E era sobre isso que acha que se deveria falar agora, quando vierem as grandes comemorações do 25 de Abril, os 50 anos era sobre isso que se devia falar?
Devia-se falar, sim. Porque ainda hoje estive em Caçadores (BC5), exactamente para voltar a isso. Porque esses valores estão esquecidos. Os jovens, hoje, não sabem o que é o 25 de Abri. O 25 de Abril, para a maior parte dos jovens, é uma marca de cigarros. Não sabem.
Já há correntes e há alguns artigos publicados que dizem que, para aplicar determinadas políticas – das alterações climáticas, etc –, se calhar, a democracia não é muito boa. Se calhar é preciso repensar a democracia.

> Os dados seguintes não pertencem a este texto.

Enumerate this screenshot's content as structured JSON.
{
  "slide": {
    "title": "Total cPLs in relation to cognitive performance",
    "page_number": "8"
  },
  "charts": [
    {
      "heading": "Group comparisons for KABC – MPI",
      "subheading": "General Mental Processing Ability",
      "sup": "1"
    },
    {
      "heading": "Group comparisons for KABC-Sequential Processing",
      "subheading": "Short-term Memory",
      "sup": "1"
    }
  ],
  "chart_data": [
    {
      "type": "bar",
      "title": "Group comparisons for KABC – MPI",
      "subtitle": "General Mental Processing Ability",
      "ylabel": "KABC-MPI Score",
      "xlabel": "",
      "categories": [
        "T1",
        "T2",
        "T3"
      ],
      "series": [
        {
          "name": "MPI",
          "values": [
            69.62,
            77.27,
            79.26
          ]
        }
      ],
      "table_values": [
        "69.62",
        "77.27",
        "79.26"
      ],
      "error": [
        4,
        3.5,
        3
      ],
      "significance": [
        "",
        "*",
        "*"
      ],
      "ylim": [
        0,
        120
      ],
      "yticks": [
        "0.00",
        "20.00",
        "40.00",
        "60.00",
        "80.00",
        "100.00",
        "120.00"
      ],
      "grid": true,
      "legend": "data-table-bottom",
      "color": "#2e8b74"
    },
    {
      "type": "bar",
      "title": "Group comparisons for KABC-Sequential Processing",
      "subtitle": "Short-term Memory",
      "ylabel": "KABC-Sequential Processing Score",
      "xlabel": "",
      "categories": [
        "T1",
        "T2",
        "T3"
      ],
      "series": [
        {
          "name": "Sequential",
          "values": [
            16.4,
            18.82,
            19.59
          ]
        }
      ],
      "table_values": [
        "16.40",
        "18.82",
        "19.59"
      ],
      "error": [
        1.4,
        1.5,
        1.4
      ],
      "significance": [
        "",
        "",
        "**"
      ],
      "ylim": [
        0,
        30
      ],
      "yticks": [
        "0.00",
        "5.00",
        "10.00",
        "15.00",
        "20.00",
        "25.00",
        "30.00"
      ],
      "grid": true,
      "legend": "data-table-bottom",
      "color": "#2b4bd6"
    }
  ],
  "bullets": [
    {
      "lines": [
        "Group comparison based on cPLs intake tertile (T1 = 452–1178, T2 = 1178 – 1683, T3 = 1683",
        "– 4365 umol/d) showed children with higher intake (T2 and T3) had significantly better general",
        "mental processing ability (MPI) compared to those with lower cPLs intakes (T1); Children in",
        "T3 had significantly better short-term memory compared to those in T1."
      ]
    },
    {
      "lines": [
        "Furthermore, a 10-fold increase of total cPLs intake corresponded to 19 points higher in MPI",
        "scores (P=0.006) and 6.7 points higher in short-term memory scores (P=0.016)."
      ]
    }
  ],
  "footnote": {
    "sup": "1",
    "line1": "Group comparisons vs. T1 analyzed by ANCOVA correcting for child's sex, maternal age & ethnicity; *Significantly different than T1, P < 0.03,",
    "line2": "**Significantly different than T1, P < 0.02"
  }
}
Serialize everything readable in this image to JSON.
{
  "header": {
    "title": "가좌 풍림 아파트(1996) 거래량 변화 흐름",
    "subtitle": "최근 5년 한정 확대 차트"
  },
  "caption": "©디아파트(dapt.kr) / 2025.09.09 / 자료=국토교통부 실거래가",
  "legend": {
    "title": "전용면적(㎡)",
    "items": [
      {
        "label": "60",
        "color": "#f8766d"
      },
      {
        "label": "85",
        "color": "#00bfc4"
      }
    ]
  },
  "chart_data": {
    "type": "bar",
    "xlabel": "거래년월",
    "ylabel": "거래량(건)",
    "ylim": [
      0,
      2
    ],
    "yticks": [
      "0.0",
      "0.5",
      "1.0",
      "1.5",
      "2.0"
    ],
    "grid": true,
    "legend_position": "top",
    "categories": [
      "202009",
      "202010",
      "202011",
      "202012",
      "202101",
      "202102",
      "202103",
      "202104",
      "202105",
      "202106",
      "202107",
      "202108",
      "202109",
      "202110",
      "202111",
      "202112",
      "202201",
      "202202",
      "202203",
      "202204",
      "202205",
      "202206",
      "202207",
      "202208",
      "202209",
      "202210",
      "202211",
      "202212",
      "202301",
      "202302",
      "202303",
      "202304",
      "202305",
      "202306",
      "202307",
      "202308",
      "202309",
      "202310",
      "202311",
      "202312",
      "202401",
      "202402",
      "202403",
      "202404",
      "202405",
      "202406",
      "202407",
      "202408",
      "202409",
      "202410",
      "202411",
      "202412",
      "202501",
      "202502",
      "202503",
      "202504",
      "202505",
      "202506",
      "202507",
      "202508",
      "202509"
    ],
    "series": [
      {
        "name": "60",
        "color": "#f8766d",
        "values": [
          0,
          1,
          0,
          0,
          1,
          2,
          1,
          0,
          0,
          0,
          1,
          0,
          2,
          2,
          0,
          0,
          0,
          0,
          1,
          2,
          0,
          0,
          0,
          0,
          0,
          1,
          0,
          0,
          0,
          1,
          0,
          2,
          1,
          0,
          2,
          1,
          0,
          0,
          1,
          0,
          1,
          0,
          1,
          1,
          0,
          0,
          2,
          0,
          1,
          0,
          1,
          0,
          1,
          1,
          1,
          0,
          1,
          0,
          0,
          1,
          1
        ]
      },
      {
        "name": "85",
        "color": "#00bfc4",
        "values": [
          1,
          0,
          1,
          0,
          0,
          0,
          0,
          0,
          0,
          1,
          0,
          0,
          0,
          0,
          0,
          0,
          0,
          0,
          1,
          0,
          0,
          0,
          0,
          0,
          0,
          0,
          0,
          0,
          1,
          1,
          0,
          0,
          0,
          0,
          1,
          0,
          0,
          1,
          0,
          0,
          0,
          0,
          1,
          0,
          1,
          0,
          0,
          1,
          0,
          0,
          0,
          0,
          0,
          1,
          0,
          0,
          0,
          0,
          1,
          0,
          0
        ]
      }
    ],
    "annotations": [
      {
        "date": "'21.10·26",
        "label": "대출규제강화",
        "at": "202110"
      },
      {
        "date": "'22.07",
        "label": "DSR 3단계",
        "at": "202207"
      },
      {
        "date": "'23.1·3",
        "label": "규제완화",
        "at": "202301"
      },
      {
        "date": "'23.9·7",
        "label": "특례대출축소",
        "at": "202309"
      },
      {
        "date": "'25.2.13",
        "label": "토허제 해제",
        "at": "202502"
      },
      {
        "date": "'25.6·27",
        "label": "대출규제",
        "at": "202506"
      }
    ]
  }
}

A democracia faz-se todos os dias e é passível de aperfeiçoamento, pode ser repensada, é revisível. Porque é como diz o Gaston Bachelard, o grande filósofo francês: a ciência é revisível e a política é uma ciência. Descartes tinha a ideia que, quando uma coisa é demonstrada cientificamente, torna-se uma verdade universal. É aquela verdade. Gaston contraria um pouco essa teoria. Descartes foi o pai da ciência moderna e Gaston aperfeiçoou-a. Ele dizia: a Ciência é revisível.
Não há dogma.
Não há dogma. Pode ser reestudado para um quadro melhor. E a política também é uma atividade científica. Para nós, no Partido Trabalhista, a política é uma ciência e é revisível e, portanto, é passível de aperfeiçoamento, de ajustamentos e isso é uma forma constante. Antigamente, quando começou a democracia, as mulheres, por exemplo. não podiam votar. A Beatriz Ângelo foi a primeira mulher a votar. O voto era censitário. Tínhamos de ter certa quantidade de propriedades em nosso nome. Tinha de ser um proprietário. O pobre não votava, era só os senhores. Depois, as mulheres também não votavam, passaram a votar, passaram a ter os seus direitos, a sua liberdade, graças também ao 25 de Abril, que libertou a mulher. Hoje, a mulher trabalha com um homem. Trabalho igual, salário igual. Tem direito aos seus direitos, é um cidadão.
Portanto, é para aperfeiçoar, continuar a aperfeiçoar.
É para aperfeiçoar.
N.D.
No caso do PTP, o PÁGINA UM acedeu a entrevistar o vice-presidente do partido, em substituição do presidente, Amândio Madaleno, por este se encontrar indisponível para entrevistas por motivos pessoais.
Não colocamos aqui link para o PTP, pois o partido não dispõe de página na Internet com o seu programa.